Experte Stefan Griller sieht nur in Teilbereichen Fortschritte in Richtung Liberalisierung.
WIEN/LINZ. Die Dienstleistungsrichtlinie ist eines der umstrittensten EU-Vorhaben der letzten Jahre. Sie zielt darauf ab, wie bei der Warenverkehrsfreiheit den Markt zu öffnen und verstärkt konkurrierende Anbieter aus anderen EU-Ländern zuzulassen. Aus einem sehr ambitionierten früheren Entwurf ist mittlerweile eine stark abgeschwächte Version geworden, die bis Ende 2009 umgesetzt werden muss. Die Richtlinie bildet einen der Themenschwerpunkte beim bevorstehenden Kongress der „Fide“, der Internationalen Vereinigung für Europarecht, der diese Woche in Linz stattfindet.
Generalberichterstatter Stefan Griller, Professor an der Wirtschaftsuniversität Wien, fasst im Gespräch mit der „Presse“ seine Erkenntnisse über die Dienstleistungsrichtlinie so zusammen: Sie sei angesichts einer Fülle von Ausnahmen und höchst interpretationsbedürftiger Regelungen ein „zahnloser Tiger“; lediglich in zwei Bereichen, die bloß verfahrenstechnischer Natur und daher wenig spektakulär seien, gebe es beachtliche Fortschritte.
Weg vom Ursprungslandprinzip
Den Anfang hatte der frühere EU-Kommissar Frits Bolkestein mit einem eher radikalen Vorschlag gemacht: Es sollte das Ursprungslandprinzip gelten, wonach alle Dienstleister europaweit anbieten könnten, sofern sie auch nur in ihrer Heimat die nötige Qualifikation und Berufszulassung besitzen. Das gilt etwa für die ökonomisch unwichtigste, aber kontroverseste Form der grenzüberschreitenden Dienstleistung: Der ausländische Anbieter pendelt für sie herein und verschwindet wieder (wirtschaftlich ungleich wichtiger ist der Marktauftritt über eine Niederlassung im Gastland). So geht die vermeintliche Horrorvorstellung eines polnischen Installateurs um, der z. B. in Deutschland ohne die dort geforderten Fähigkeiten eine Heizung repariert – zu polnischen Preisen versteht sich. Damit drohe, neben Abstrichen beim Konsumentenschutz, ein „Sozialdumping“.
Griller hat aus grundsätzlichen Überlegungen Verständnis für den Widerstand gegen das Ursprungslandprinzip: Solange damit nicht (wie bei Finanzdienstleistungen) eine Harmonisierung von Mindeststandards einhergehe, führe es dazu, „die Regelungskraft von Rechtsordnungen auszuhebeln“.

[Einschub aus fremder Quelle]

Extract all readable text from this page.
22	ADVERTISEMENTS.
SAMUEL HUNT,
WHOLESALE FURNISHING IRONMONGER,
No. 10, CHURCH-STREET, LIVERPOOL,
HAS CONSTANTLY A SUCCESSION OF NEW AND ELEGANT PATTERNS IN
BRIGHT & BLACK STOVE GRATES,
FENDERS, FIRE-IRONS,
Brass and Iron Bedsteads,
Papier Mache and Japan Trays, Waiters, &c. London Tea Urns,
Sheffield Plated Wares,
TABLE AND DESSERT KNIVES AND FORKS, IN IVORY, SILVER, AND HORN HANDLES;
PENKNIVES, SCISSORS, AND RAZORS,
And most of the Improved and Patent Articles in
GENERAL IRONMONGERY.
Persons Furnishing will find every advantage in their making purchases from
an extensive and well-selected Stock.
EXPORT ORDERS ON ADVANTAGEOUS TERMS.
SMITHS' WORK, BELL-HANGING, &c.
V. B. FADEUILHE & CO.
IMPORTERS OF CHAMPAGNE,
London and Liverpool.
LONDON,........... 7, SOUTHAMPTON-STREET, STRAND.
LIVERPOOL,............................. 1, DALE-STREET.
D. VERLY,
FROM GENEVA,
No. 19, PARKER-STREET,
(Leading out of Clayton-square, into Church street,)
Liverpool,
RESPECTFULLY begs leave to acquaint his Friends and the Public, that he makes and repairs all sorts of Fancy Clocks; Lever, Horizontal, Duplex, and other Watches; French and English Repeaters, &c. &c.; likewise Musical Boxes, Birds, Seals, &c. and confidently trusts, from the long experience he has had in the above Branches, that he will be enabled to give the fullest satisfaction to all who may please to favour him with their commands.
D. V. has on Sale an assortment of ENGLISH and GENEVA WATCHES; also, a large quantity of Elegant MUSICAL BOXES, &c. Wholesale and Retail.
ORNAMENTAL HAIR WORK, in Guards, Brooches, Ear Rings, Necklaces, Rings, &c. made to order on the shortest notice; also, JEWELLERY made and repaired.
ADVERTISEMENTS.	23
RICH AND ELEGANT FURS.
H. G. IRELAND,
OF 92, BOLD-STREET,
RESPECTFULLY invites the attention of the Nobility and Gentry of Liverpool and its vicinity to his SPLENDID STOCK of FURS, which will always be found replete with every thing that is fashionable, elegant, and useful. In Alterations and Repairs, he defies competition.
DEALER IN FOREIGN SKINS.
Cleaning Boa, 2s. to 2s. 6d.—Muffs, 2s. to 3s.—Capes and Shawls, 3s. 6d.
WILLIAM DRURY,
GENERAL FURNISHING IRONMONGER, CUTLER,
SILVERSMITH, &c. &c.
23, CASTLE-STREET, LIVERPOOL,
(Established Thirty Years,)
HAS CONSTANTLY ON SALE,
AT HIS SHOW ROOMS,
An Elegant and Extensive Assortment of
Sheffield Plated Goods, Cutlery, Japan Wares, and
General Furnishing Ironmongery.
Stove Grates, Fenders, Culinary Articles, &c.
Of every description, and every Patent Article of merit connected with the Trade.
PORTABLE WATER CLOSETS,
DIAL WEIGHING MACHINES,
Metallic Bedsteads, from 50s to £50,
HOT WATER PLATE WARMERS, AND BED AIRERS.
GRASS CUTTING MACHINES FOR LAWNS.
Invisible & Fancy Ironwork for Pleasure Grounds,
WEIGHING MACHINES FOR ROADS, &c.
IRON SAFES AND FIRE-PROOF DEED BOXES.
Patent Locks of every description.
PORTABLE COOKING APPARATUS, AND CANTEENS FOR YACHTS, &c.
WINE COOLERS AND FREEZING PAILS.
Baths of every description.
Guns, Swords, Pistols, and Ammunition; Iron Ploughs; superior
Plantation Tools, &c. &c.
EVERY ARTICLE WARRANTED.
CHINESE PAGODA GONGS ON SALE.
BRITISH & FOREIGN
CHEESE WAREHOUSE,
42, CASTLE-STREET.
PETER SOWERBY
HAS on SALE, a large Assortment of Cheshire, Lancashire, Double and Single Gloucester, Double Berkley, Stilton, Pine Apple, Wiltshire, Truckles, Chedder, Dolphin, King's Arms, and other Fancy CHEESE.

„Generalklauselartige Ausnahmen“
Das Ursprungslandprinzip ist mittlerweile gestrichen; die Richtlinie beschränkt sich im Wesentlichen darauf, den seit jeher geltenden Grundsatz der Dienstleistungsfreiheit zu wiederholen und die Voraussetzungen, unter denen die Freiheit beschränkt werden darf, enger zu fassen: öffentliche Ordnung, Sicherheit, Gesundheit, Umweltschutz und Arbeitsrecht. Gerne benützte Argumente wie der Konsumentenschutz fallen damit scheinbar weg. Aber: Die Richtlinie enthält zugleich eine Reihe von „generalklauselartigen Ausnahmen“, wonach sie z. B. nicht für Regelungen des nationalen Privatrechts oder des besagten Konsumentenschutzes gelte. Auch sind Dienstleistungen von allgemeinem Interesse, soziale Dienste oder Gesundheitsdienste komplett ausgenommen, ebenso wie Bereiche, für die es eigene Richtlinien gibt (z. B. Anwälte).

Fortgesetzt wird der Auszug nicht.